Upcoming Events
Photo Credit: Photo by Sam Brower
January 23, 2025
Join us to hear Andrea Bowers, "one of America's foremost political artists" (NYTimes), in conversation with Peter Kalb, Chair of the Fine Arts Department at Brandeis
when: 4:30pm
where: the Liberman-Miller Lecture Hall at the WSRC, 515 South Street, Waltham, MA 02453
For over thirty years, artist Andrea Bowers (American, b. 1965) has made art across a variety of mediums, from video to colored pencil to installation art, that activates. Her work combines an artistic practice with activism and advocacy, speaking to deeply entrenched social and political inequities as well as the generations of activists working to create a fairer and more just world. "Bowers has built an international reputation as a chronicler of contemporary history, documenting activism as it unfolds and collecting research on the front lines of protest. Her practice contends with issues such as immigration rights, workers' rights, climate justice, and women's rights, illustrating the shared pursuit of justice that connects them." (The Hammer Museum at UCLA)
Peter R. Kalb is the Cynthia L. and Theodore S. Berenson Associate Professor of Contemporary Art and Chair of the Fine Arts Department at Brandeis University where he teaches modern and contemporary art history.

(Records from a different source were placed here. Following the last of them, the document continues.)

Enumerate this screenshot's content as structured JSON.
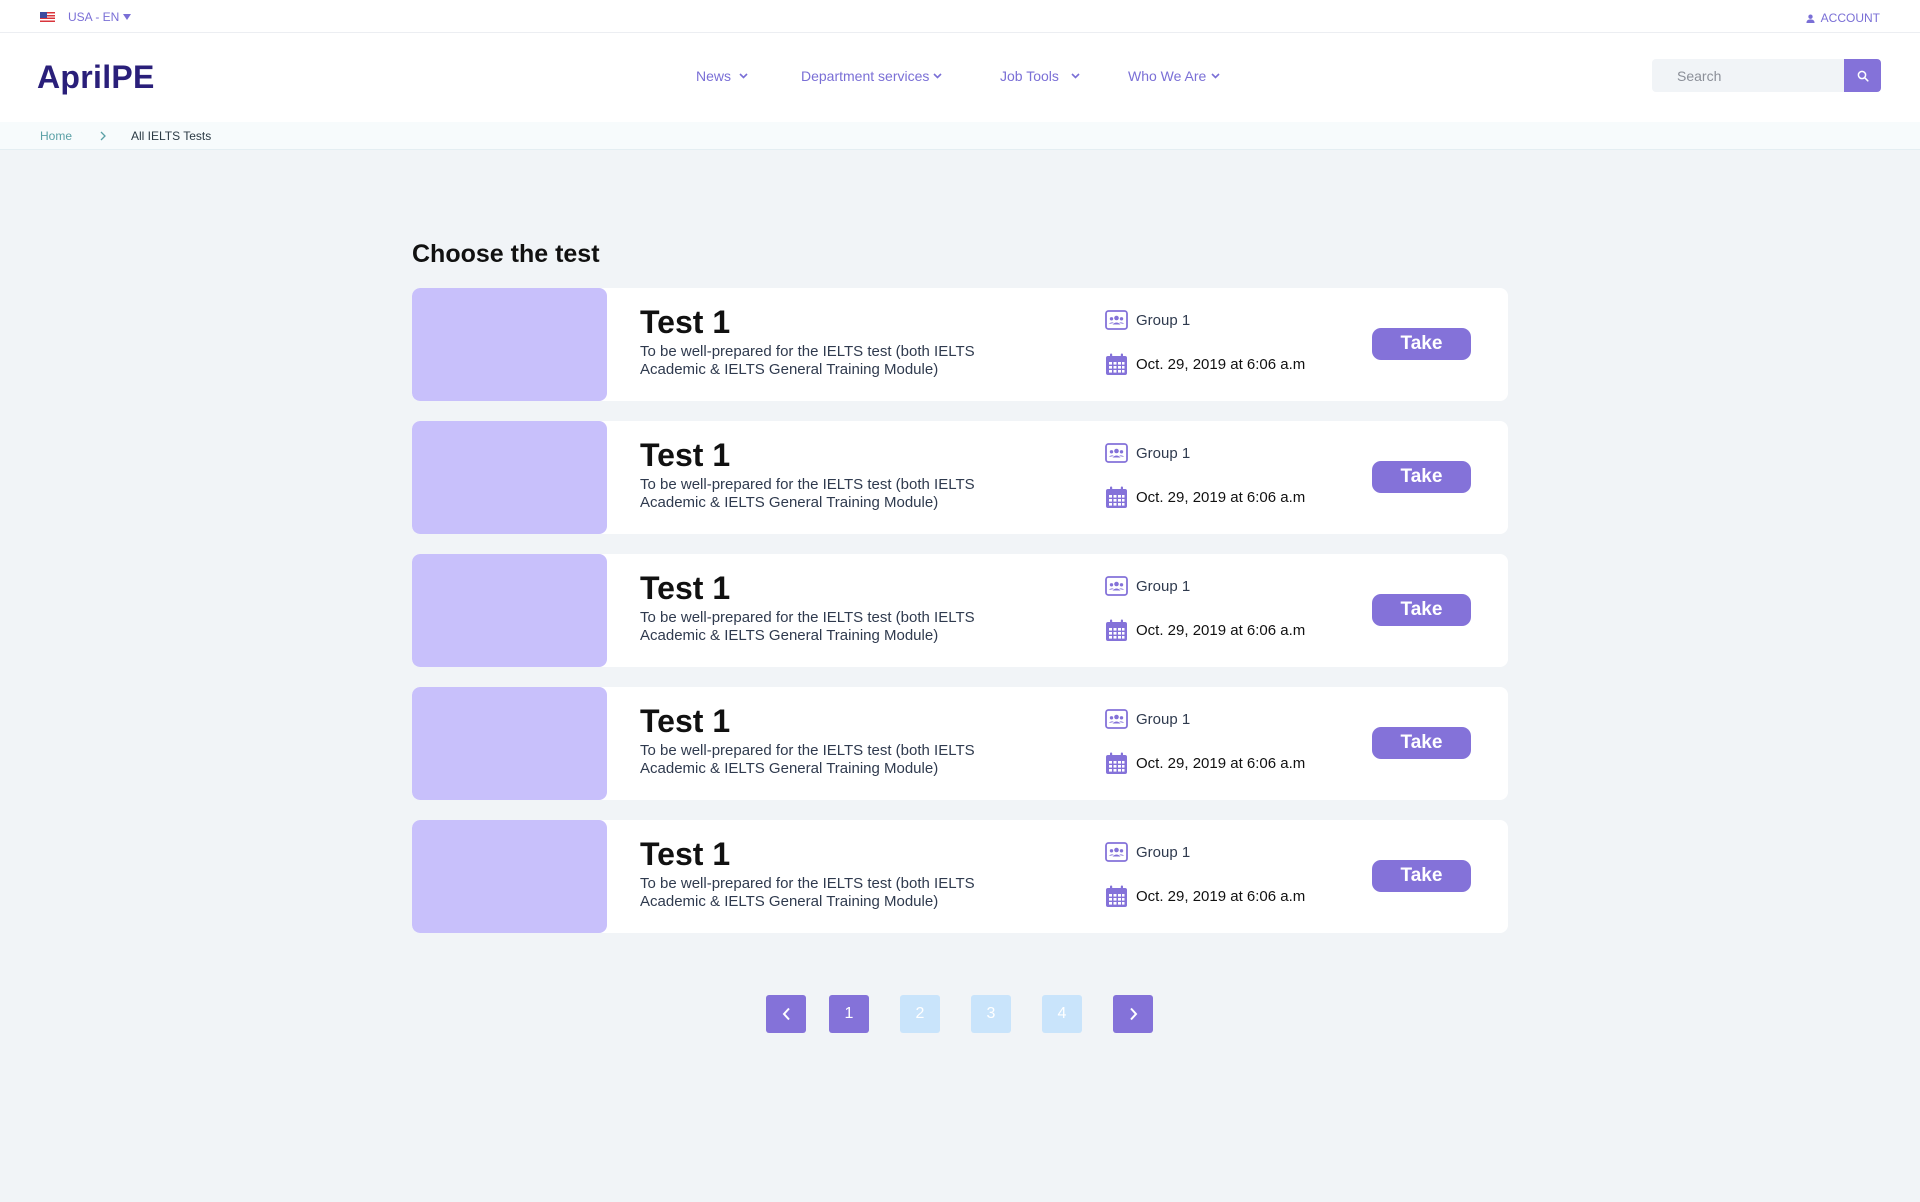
{
  "topbar": {
    "locale_label": "USA - EN",
    "account_label": "ACCOUNT"
  },
  "header": {
    "logo": "AprilPE",
    "nav": [
      {
        "label": "News"
      },
      {
        "label": "Department services"
      },
      {
        "label": "Job Tools"
      },
      {
        "label": "Who We Are"
      }
    ],
    "search_placeholder": "Search"
  },
  "breadcrumb": {
    "home": "Home",
    "current": "All IELTS Tests"
  },
  "main": {
    "title": "Choose the test",
    "tests": [
      {
        "title": "Test 1",
        "description": "To be well-prepared for the IELTS test (both IELTS Academic & IELTS General Training Module)",
        "group": "Group 1",
        "date": "Oct. 29, 2019 at 6:06 a.m",
        "action": "Take"
      },
      {
        "title": "Test 1",
        "description": "To be well-prepared for the IELTS test (both IELTS Academic & IELTS General Training Module)",
        "group": "Group 1",
        "date": "Oct. 29, 2019 at 6:06 a.m",
        "action": "Take"
      },
      {
        "title": "Test 1",
        "description": "To be well-prepared for the IELTS test (both IELTS Academic & IELTS General Training Module)",
        "group": "Group 1",
        "date": "Oct. 29, 2019 at 6:06 a.m",
        "action": "Take"
      },
      {
        "title": "Test 1",
        "description": "To be well-prepared for the IELTS test (both IELTS Academic & IELTS General Training Module)",
        "group": "Group 1",
        "date": "Oct. 29, 2019 at 6:06 a.m",
        "action": "Take"
      },
      {
        "title": "Test 1",
        "description": "To be well-prepared for the IELTS test (both IELTS Academic & IELTS General Training Module)",
        "group": "Group 1",
        "date": "Oct. 29, 2019 at 6:06 a.m",
        "action": "Take"
      }
    ]
  },
  "pagination": {
    "pages": [
      "1",
      "2",
      "3",
      "4"
    ],
    "current_page": "1"
  },
  "colors": {
    "accent": "#8472d9",
    "logo": "#2a1f7a",
    "thumbnail": "#c8c0fb",
    "page_idle": "#c9e4fb",
    "background": "#f1f4f7"
  },
  "icons": {
    "flag": "us-flag-icon",
    "account": "user-icon",
    "search": "search-icon",
    "group": "group-icon",
    "date": "calendar-icon",
    "prev": "chevron-left-icon",
    "next": "chevron-right-icon"
  }
}
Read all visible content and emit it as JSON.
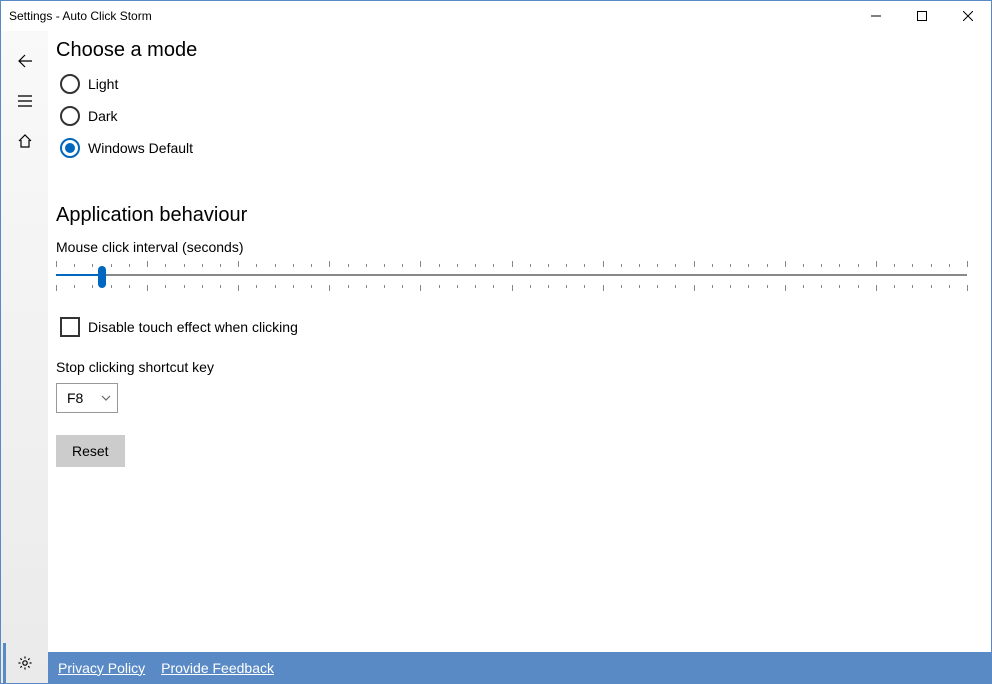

He was also recently appointed to the core faculty of the Brandeis Women's, Gender and Sexuality Studies Department. He is the author of Art Since 1980: Charting the Contemporary, (Pearson and Laurence King: New York and London, 2014) which details the expanding contemporary art world from its New York explosion in the early 1980s to its global expanse in the 21st century. Before preparing Art Since 1980, he was the revising author of the Fifth Edition of H.H. Arnason History of Modern Art and the author of High Drama: The New York Cityscapes of Georgia O’Keeffe and Margaret Bourke-White. Current projects include research on artists responses to the Apollo Mission, a series of articles on the politics of representation as evident in the work of Andrea Bowers, writing on the innovative practice of bricolage in the work of Tom Sachs, and the intersection of archeology and art history in the contemporary art world.
A reception with the artist will follow.
February 25, 2025
Join WSRC Scholar Aditi Malik, Associate Professor of Political Science, College of the Holy Cross, as she discusses her most recent work.
Note: This talk discusses sexual violence and contains details some attendees may find distressing.
In societies marked by high levels of sexual and gender-based violence (SGBV), how do we account for citizens’ varied responses to such incidents? Drawing on comparative case studies of five lethal rapes in India and South Africa, which generated strikingly different reactions from ordinary citizens, this talk will demonstrate how victims’ social locations—that is, their urbanity, class, caste, race, and/or religion—crucially shape the possibilities for one key response to such violence, namely anti-rape protests.
Combining original event data on demonstrations against rape in India with insights from over 80 original and in-depth interviews in the two countries, as well as ethnographic observations of anti-GBV forums in South Africa, the talk will highlight the conditioning impact of women’s intersectional identities on the mobilization of protests against rape.